Du "Règne animal" à "The Creator", comment le cinéma puise ses meilleures idées dans la BD

À l'heure où les adaptations de comic books lassent de plus en plus, le salut du cinéma de divertissement viendra-t-il paradoxalement de la bande dessinée? Alors que le succès de Barbie et d'Oppenheimer redessine ce que doit être un blockbuster estival, le 9e art reste un précieux vivier de talents et d'idées pour une industrie qui ne sait plus faire rêver autrement qu'en recyclant ad nauseam les mêmes concepts.

Plusieurs décennies après les collaborations d'Enki Bilal, Druillet et Mœbius avec des cinéastes comme Alain Resnais (La Vie est un roman), Jean-Jacques Annaud (La Guerre du feu) et James Cameron (Abyss), la bande dessinée francophone continue de s'imposer comme la source d'inspiration principale de nombreux projets à venir.

Netflix dévoilera ainsi le 1er novembre Voleuses de Mélanie Laurent, une libre adaptation de La Grande Odalisque de Ruppert, Mulot et Bastien Vivès, une relecture contemporaine de Cat's Eyes. Neuf jours plus tard, la plateforme dégainera The Killer de David Fincher, d'après Le Tueur, une BD des années 1990 signée Matz et Jacamon.

Enfin, l'univers visuel du Règne animal, sorti mercredi dernier, a été imaginé par les dessinateurs francophones Stéphane Levallois, character designer sur la trilogie des Gardiens de la Galaxie et d'Alien Covenant, et Frederik Peeters, lui-même adapté il y a deux ans au cinéma par le maître du suspense M. Night Shyamalan.

"Il décrivait et moi je dessinais"

Thomas Cailley a également fait appel au dessinateur et storyboarder Sylvain Desprez, disciple de Mœbius et collaborateur de Ridley Scott: "Grâce à ses dessins, il m'a énormément aidé sur la façon de cadrer. Le dessin a permis de débloquer dans ma mise en scène plein de choses qui n'étaient pas du tout évidentes pour moi au départ."

"Sylvain est incroyablement fort, incroyablement rapide, c'est un truc de dingue", poursuit le réalisateur. "Je sentais quand j'arrivais à l'inspirer ou pas. Je voyais bien que quand j'avais du mal à exprimer une idée, il n'arrivait pas à travailler. En gros, quand le dessin était moche, c'était de ma faute! Ça m'a énormément aidé."

"Avoir quelqu'un qui leur recrache leurs idées, ça leur donne une caisse de résonance. Mais je n'ai pas eu l'impression d'inventer quoi que ce soit - ce qui me convient très bien. Thomas est arrivé avec une description très précise de ce qu'il voulait. Il décrivait et moi je dessinais", modère Sylvain Desprez.

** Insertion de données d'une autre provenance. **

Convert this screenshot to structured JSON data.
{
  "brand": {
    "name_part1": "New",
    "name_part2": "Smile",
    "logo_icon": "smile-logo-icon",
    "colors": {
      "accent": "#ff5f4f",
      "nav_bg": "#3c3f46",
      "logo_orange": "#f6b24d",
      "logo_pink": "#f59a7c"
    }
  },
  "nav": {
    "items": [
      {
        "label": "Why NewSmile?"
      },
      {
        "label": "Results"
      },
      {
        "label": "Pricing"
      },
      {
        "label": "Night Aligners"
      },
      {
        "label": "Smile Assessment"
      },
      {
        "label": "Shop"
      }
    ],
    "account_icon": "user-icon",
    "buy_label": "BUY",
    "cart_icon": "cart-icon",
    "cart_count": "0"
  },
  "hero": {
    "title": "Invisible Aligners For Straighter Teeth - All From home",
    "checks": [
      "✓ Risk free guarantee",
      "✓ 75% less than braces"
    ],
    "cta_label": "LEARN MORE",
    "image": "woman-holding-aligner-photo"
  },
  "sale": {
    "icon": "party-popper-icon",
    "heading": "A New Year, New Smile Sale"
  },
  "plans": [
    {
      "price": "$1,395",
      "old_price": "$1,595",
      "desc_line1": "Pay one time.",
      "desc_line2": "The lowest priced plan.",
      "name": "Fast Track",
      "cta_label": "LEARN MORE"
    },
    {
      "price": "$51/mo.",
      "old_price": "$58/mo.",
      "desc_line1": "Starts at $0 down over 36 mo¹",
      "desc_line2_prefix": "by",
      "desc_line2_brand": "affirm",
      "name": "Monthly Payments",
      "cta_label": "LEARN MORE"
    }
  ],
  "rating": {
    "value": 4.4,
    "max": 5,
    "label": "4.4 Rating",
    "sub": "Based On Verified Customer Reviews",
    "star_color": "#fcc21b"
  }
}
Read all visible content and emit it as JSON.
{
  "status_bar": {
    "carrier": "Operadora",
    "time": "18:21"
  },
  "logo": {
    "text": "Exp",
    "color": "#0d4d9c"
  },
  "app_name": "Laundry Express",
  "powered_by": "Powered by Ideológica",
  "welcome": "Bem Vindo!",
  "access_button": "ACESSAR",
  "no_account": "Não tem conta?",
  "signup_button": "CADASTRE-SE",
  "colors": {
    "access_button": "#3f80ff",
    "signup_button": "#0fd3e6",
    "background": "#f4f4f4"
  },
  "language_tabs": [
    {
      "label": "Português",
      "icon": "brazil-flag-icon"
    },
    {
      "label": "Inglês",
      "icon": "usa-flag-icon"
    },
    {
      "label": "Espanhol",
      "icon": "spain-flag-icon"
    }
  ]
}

"Le dessin m'a énormément aidé"

Pour ce film hybride et inclassable, à la frontière du fantastique, du burlesque, de la comédie dramatique et du récit d'initiation, Thomas Cailley s'est inspiré notamment de Black Hole de Charles Burns, classique de la BD américaine où des ados victimes d'une MST se transforment en créatures.

"Ce qui me touche dans Black Hole, c'est l'aspect hyper concret de cette histoire, qui s'inscrit dans la vie de ces adolescents. Burns mélange le fantastique à une forme de réalisme pur", salue Thomas Cailley, qui a tenté de reproduire ce même équilibre dans Le Règne animal.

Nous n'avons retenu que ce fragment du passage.